Warum das? Erstens, weil die zuständigen Gerichte, wie das Verwaltungs- und Justizwesen überhaupt, in Zeiten chronischer Budgetprobleme personell knapp gehalten werden.

Zweitens, weil diese vielfach am Rande der Überlastung arbeitenden Referenten, Richter und Sachbearbeiter mit einer Rechtsmaterie hantieren müssen, die im vergangenen Jahrzehnt vier grundlegende und eine Reihe zusätzlicher Novellen erfahren hat. Die in weiten Teilen derart technisch formuliert ist, dass die zuletzt vieldiskutierten Unlesbarkeitsprobleme bei Gesetzen wegen des gendergerechten Binnen-I davor schier verblassen.

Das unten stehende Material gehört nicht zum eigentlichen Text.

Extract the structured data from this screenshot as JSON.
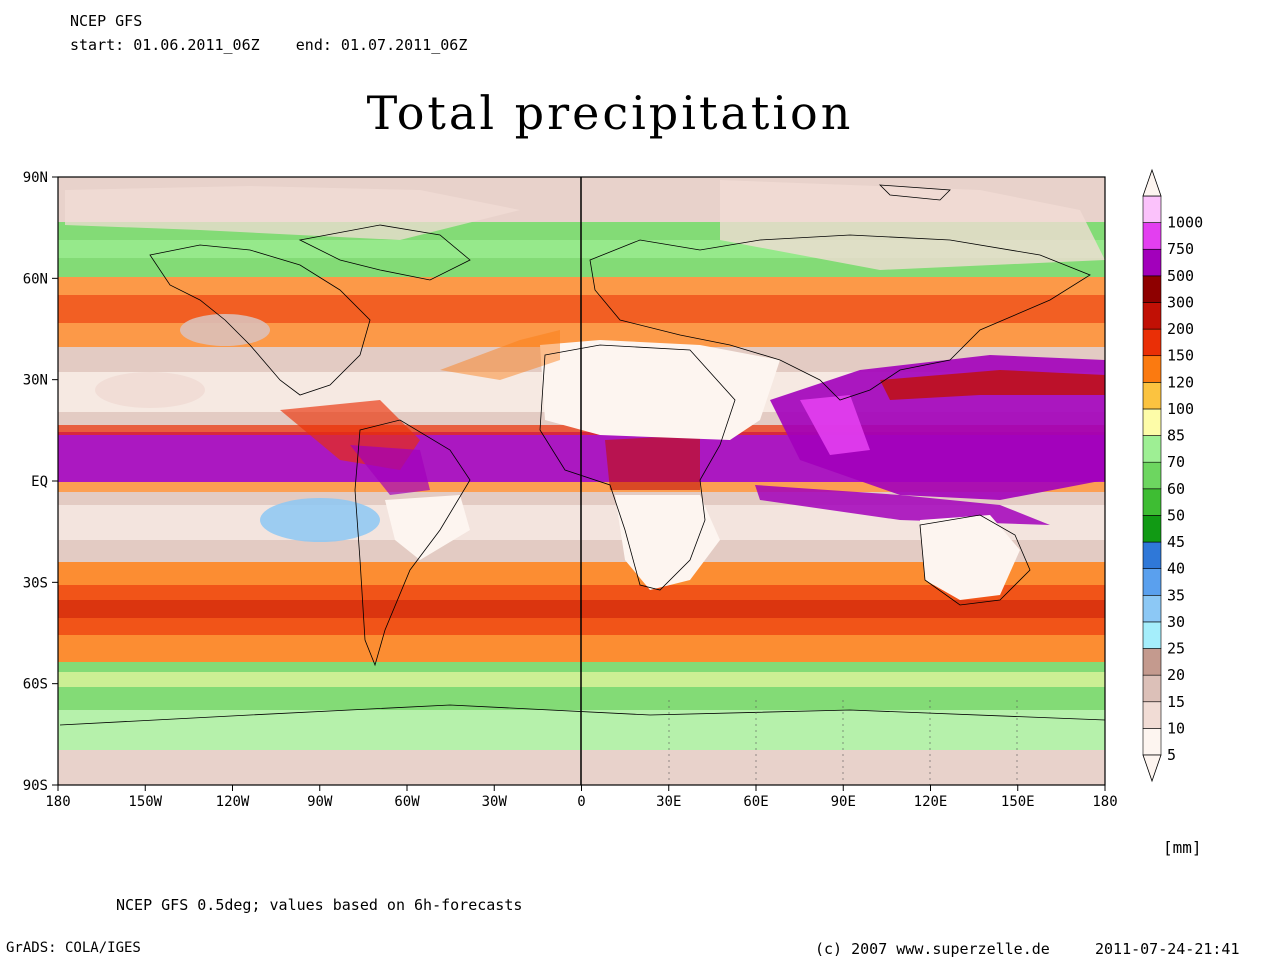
{
  "header": {
    "model": "NCEP GFS",
    "period": "start: 01.06.2011_06Z    end: 01.07.2011_06Z"
  },
  "title": "Total precipitation",
  "axes": {
    "lat_labels": [
      "90N",
      "60N",
      "30N",
      "EQ",
      "30S",
      "60S",
      "90S"
    ],
    "lon_labels": [
      "180",
      "150W",
      "120W",
      "90W",
      "60W",
      "30W",
      "0",
      "30E",
      "60E",
      "90E",
      "120E",
      "150E",
      "180"
    ]
  },
  "colorbar": {
    "unit": "[mm]",
    "levels": [
      "5",
      "10",
      "15",
      "20",
      "25",
      "30",
      "35",
      "40",
      "45",
      "50",
      "60",
      "70",
      "85",
      "100",
      "120",
      "150",
      "200",
      "300",
      "500",
      "750",
      "1000"
    ],
    "colors": [
      "#fdf5f0",
      "#f1dcd5",
      "#dcc0b8",
      "#c49a8e",
      "#a5eefb",
      "#8cc8f5",
      "#5aa0ee",
      "#2f78d8",
      "#119a14",
      "#3ebd33",
      "#6dd660",
      "#9eef94",
      "#fdfca8",
      "#fbc340",
      "#fb7a10",
      "#ea2f06",
      "#c11005",
      "#8e0000",
      "#a200bb",
      "#e33ff0",
      "#fbc2fb"
    ]
  },
  "footer": {
    "note": "NCEP GFS 0.5deg; values based on 6h-forecasts",
    "grads": "GrADS: COLA/IGES",
    "copyright": "(c) 2007 www.superzelle.de",
    "timestamp": "2011-07-24-21:41"
  }
}
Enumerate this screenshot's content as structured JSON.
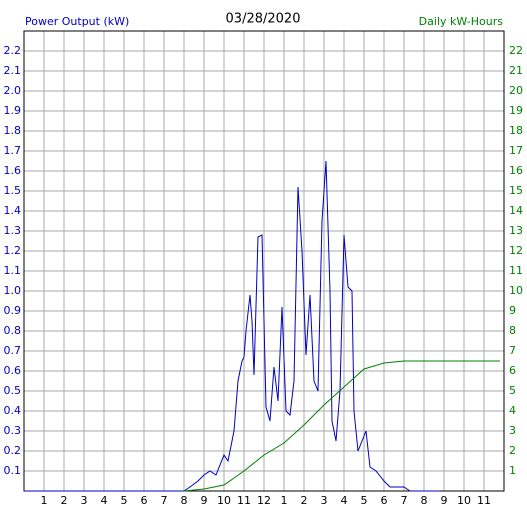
{
  "chart_data": {
    "type": "line",
    "title": "03/28/2020",
    "y_label": "Power Output (kW)",
    "y2_label": "Daily kW-Hours",
    "xlim": [
      0,
      24
    ],
    "xticks": [
      1,
      2,
      3,
      4,
      5,
      6,
      7,
      8,
      9,
      10,
      11,
      12,
      {
        "value": 13,
        "label": "1"
      },
      {
        "value": 14,
        "label": "2"
      },
      {
        "value": 15,
        "label": "3"
      },
      {
        "value": 16,
        "label": "4"
      },
      {
        "value": 17,
        "label": "5"
      },
      {
        "value": 18,
        "label": "6"
      },
      {
        "value": 19,
        "label": "7"
      },
      {
        "value": 20,
        "label": "8"
      },
      {
        "value": 21,
        "label": "9"
      },
      {
        "value": 22,
        "label": "10"
      },
      {
        "value": 23,
        "label": "11"
      }
    ],
    "ylim": [
      0,
      2.3
    ],
    "yticks": [
      0.1,
      0.2,
      0.3,
      0.4,
      0.5,
      0.6,
      0.7,
      0.8,
      0.9,
      {
        "value": 1,
        "label": "1.0"
      },
      1.1,
      1.2,
      1.3,
      1.4,
      1.5,
      1.6,
      1.7,
      1.8,
      1.9,
      {
        "value": 2,
        "label": "2.0"
      },
      2.1,
      2.2
    ],
    "y2lim": [
      0,
      23
    ],
    "y2ticks": [
      1,
      2,
      3,
      4,
      5,
      6,
      7,
      8,
      9,
      10,
      11,
      12,
      13,
      14,
      15,
      16,
      17,
      18,
      19,
      20,
      21,
      22
    ],
    "grid": true,
    "series": [
      {
        "name": "Power Output (kW)",
        "color": "#0000c0",
        "x": [
          0,
          8,
          8.3,
          8.7,
          9,
          9.3,
          9.6,
          10,
          10.2,
          10.5,
          10.7,
          10.9,
          11,
          11.1,
          11.3,
          11.4,
          11.5,
          11.7,
          11.9,
          12.1,
          12.3,
          12.5,
          12.7,
          12.9,
          13.1,
          13.3,
          13.5,
          13.7,
          13.9,
          14.1,
          14.3,
          14.5,
          14.7,
          14.9,
          15.1,
          15.3,
          15.4,
          15.6,
          15.8,
          16,
          16.2,
          16.4,
          16.5,
          16.7,
          16.9,
          17.1,
          17.3,
          17.6,
          18,
          18.3,
          19,
          19.3,
          20.8
        ],
        "values": [
          0,
          0,
          0.02,
          0.05,
          0.08,
          0.1,
          0.08,
          0.18,
          0.15,
          0.3,
          0.55,
          0.65,
          0.67,
          0.8,
          0.98,
          0.85,
          0.58,
          1.27,
          1.28,
          0.42,
          0.35,
          0.62,
          0.45,
          0.92,
          0.4,
          0.38,
          0.55,
          1.52,
          1.2,
          0.68,
          0.98,
          0.55,
          0.5,
          1.35,
          1.65,
          1,
          0.35,
          0.25,
          0.5,
          1.28,
          1.02,
          1,
          0.4,
          0.2,
          0.25,
          0.3,
          0.12,
          0.1,
          0.05,
          0.02,
          0.02,
          0,
          0
        ]
      },
      {
        "name": "Daily kW-Hours",
        "color": "#008000",
        "axis": "y2",
        "x": [
          8,
          9,
          10,
          11,
          12,
          13,
          14,
          15,
          16,
          17,
          18,
          19,
          20,
          23.8
        ],
        "values": [
          0,
          0.1,
          0.3,
          1,
          1.8,
          2.4,
          3.3,
          4.3,
          5.2,
          6.1,
          6.4,
          6.5,
          6.5,
          6.5
        ]
      }
    ]
  }
}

Drittens, weil die Qualität der Entscheide trotz Verbesserungsinitiativen etwa bei den Länderberichten vielfach weiter zu wünschen übrig lässt. Tatsächlich werden Sprüche über Asylgewährung, die oft über Leben oder Tod des Antragstellers bestimmen und zu den vornehmsten staatlichen Aufgaben angewandten Menschenrechts gehören, in Österreich zuweilen immer noch hingeschludert. Auch das manifestierte sich am Falle Dulal D.s auf herausragende Art, als ein Berufungsrichter 2006 Aktenteile eines anderen Asylwerbers mit als Entscheidungsgrundlage nahm.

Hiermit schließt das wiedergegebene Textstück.